Jaina nodded. “Nice. Slow as a teenager taking her first speeder parking test…but nice.”
Han shot her a dirty look. “Now we just have to find the perfect time to make our run for it.”
chapter eighteen
Jag and Zekk were just strapping themselves into couches in the yacht’s den—plush, embarrassingly comfortable couches—when Alema Rar emerged from the hatch to the stern refresher. Her smile was all innocence. “Hello, boys. Does Han Solo have a moment for us?”
Zekk was up in an instant, his lightsaber igniting with a snap-hiss. Alema raised her own from beneath her black robes and ignited it.
Unbuckling and rising, Jag turned toward the cockpit. “Trouble! Alema!” Facing Alema again, he did not bother drawing his blaster. He knew the futility of that, at least while she had him in sight. Instead he reached for the large travel bag at his feet, rummaged through it, and brought out a helmet. It had a large visored slit over the eyes rather than a full faceplate, and was an undecorated, burnished gray in color.
Swathed as Alema was in her robes, it was hard to tell whether this was the maimed Twi’lek he had followed for years or the miraculously cured one Han, Leia, and Waroo had faced on Kashyyyk, but her face—unblemished, no sign of muscle damage or old breaks to the cheekbone—suggested that it was the latter.

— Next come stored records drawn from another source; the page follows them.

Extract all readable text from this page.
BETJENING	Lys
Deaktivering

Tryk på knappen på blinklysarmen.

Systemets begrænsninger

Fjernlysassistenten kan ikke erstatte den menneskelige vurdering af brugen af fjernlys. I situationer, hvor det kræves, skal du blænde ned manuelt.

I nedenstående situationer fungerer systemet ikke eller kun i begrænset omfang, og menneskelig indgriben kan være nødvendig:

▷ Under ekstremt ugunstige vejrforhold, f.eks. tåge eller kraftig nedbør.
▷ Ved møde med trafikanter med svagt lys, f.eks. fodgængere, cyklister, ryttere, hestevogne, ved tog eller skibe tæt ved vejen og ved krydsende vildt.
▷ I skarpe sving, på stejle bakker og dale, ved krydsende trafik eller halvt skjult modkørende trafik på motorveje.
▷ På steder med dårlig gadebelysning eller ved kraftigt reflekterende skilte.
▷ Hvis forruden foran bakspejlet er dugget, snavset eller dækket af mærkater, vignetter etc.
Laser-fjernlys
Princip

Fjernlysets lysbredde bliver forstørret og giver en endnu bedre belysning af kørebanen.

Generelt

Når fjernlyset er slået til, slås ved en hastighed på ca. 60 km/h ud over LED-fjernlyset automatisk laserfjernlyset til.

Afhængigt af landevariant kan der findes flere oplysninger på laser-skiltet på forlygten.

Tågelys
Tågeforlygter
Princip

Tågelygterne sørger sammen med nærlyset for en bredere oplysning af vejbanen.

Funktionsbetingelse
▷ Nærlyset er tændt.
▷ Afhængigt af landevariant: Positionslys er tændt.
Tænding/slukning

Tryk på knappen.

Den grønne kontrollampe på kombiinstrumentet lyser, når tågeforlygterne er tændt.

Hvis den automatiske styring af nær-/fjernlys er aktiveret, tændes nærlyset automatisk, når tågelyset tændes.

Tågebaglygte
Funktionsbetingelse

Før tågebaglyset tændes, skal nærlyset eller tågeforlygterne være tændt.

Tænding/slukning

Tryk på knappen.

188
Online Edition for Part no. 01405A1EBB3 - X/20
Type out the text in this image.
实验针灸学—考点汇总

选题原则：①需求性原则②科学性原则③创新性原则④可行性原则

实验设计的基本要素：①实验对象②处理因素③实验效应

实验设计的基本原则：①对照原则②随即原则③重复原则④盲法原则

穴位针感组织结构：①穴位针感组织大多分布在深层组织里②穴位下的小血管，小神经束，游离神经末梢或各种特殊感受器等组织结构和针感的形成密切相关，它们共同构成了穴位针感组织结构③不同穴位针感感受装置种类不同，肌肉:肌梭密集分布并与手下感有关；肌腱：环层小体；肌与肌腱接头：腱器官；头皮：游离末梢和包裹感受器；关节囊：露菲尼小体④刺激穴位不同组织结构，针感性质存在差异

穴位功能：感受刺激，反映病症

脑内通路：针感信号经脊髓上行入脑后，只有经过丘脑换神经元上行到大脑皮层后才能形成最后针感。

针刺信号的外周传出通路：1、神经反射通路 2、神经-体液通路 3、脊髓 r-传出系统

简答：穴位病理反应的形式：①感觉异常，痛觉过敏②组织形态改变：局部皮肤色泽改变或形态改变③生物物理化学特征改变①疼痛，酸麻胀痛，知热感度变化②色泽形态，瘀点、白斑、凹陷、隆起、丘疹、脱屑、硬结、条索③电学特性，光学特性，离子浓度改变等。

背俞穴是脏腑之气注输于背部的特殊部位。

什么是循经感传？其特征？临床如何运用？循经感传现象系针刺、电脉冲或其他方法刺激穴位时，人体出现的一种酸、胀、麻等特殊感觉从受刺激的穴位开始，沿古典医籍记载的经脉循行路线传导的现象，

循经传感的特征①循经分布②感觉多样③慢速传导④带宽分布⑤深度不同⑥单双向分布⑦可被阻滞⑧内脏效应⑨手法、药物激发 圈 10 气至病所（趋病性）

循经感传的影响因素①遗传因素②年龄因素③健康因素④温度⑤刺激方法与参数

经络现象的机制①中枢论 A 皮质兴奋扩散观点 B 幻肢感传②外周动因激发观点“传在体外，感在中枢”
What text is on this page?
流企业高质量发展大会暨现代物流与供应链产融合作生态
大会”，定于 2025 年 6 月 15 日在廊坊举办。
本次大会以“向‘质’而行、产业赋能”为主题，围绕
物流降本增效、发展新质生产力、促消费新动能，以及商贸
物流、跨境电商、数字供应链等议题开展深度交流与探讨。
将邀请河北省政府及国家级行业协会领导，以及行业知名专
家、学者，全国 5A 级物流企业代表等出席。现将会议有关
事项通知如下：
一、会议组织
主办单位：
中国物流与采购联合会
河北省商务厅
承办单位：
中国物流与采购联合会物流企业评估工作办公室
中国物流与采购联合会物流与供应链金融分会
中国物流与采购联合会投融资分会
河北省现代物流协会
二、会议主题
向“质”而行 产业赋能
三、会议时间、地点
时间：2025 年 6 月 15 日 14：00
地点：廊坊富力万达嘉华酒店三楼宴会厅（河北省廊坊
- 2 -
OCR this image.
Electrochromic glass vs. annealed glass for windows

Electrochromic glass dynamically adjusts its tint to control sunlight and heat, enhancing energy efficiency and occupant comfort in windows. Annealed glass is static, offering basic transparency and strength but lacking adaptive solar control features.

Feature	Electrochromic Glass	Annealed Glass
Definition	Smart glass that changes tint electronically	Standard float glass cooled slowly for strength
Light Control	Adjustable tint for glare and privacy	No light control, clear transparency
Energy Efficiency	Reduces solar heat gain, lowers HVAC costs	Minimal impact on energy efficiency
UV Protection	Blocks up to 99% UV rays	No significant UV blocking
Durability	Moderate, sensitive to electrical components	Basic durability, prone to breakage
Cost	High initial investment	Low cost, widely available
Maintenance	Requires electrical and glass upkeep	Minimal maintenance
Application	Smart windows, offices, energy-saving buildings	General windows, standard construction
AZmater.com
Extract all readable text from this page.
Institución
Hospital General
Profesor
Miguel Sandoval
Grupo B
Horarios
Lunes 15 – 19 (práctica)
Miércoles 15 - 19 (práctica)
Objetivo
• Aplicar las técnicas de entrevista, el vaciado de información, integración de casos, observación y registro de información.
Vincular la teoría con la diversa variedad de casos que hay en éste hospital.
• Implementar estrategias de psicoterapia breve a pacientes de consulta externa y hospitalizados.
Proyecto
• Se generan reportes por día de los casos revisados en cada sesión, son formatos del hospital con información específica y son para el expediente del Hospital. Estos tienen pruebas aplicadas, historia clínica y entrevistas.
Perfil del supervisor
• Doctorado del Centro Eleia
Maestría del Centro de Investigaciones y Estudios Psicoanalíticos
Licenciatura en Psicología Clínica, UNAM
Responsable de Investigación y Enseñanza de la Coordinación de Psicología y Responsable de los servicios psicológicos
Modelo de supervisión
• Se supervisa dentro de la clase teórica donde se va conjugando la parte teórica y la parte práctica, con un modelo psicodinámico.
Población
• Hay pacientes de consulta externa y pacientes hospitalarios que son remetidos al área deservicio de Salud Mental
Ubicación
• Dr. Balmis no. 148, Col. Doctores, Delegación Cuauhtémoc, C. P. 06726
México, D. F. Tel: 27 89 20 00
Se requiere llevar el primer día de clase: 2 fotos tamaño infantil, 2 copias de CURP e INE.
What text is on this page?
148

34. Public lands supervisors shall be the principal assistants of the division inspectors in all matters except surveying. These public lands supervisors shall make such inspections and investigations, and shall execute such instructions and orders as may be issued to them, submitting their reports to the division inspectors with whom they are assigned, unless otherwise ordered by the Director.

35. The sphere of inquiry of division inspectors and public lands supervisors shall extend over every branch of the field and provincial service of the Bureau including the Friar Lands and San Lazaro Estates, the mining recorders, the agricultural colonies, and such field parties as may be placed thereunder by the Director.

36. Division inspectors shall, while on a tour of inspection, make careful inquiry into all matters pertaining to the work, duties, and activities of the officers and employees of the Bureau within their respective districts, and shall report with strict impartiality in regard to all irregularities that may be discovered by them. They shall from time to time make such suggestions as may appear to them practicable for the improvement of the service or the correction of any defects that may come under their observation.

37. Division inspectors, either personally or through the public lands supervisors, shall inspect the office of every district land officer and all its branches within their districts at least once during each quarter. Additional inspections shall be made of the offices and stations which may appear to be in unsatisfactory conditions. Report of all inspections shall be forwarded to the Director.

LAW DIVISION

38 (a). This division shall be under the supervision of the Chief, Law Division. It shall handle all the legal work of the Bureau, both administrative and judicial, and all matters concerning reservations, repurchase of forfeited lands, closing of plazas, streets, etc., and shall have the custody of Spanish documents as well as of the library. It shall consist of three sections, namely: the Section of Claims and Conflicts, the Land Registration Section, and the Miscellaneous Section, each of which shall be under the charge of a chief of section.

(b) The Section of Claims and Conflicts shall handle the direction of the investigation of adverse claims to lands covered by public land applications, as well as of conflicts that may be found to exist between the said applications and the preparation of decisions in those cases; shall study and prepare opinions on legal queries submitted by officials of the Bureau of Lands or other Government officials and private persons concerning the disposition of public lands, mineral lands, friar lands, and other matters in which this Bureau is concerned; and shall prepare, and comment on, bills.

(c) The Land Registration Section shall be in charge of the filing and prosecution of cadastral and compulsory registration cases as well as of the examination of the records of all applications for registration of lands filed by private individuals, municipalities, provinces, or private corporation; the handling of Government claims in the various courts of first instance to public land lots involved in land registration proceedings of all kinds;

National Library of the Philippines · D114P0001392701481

He caught Zekk’s eye and shook his head. Then Jag slipped on his helmet, powering up its internal system with a flick of the switch under its collar.
Alema attacked, lunging at Zekk with speed surpassing that which her Jedi training should have allowed her. The tall Jedi parried, trying to bind Alema’s blade with his own.
But her attack was not in earnest. Alema’s movement carried her past him in a rolling dive that would have sent her over his most likely counterstrike had he thrown one. She hit the compartment’s carpeted floor past him, rolled to her feet, and, speed undiminished, charged into the narrow passageway leading to the cockpit.
Jag heard the buzz and crackle of lightsaber striking lightsaber. Alema immediately backed into the compartment again, Leia following her, the two of them exchanging lighting-fast blows with their weapons.
But where Alema was genuinely striking at Leia’s neck, waist, and limbs, Leia looked like a stage performer—her blows designed to connect with her opponent’s blade and nothing else. Even Jag, no swordsman, could see Leia pass up an opportunity to cut the Twi’lek down.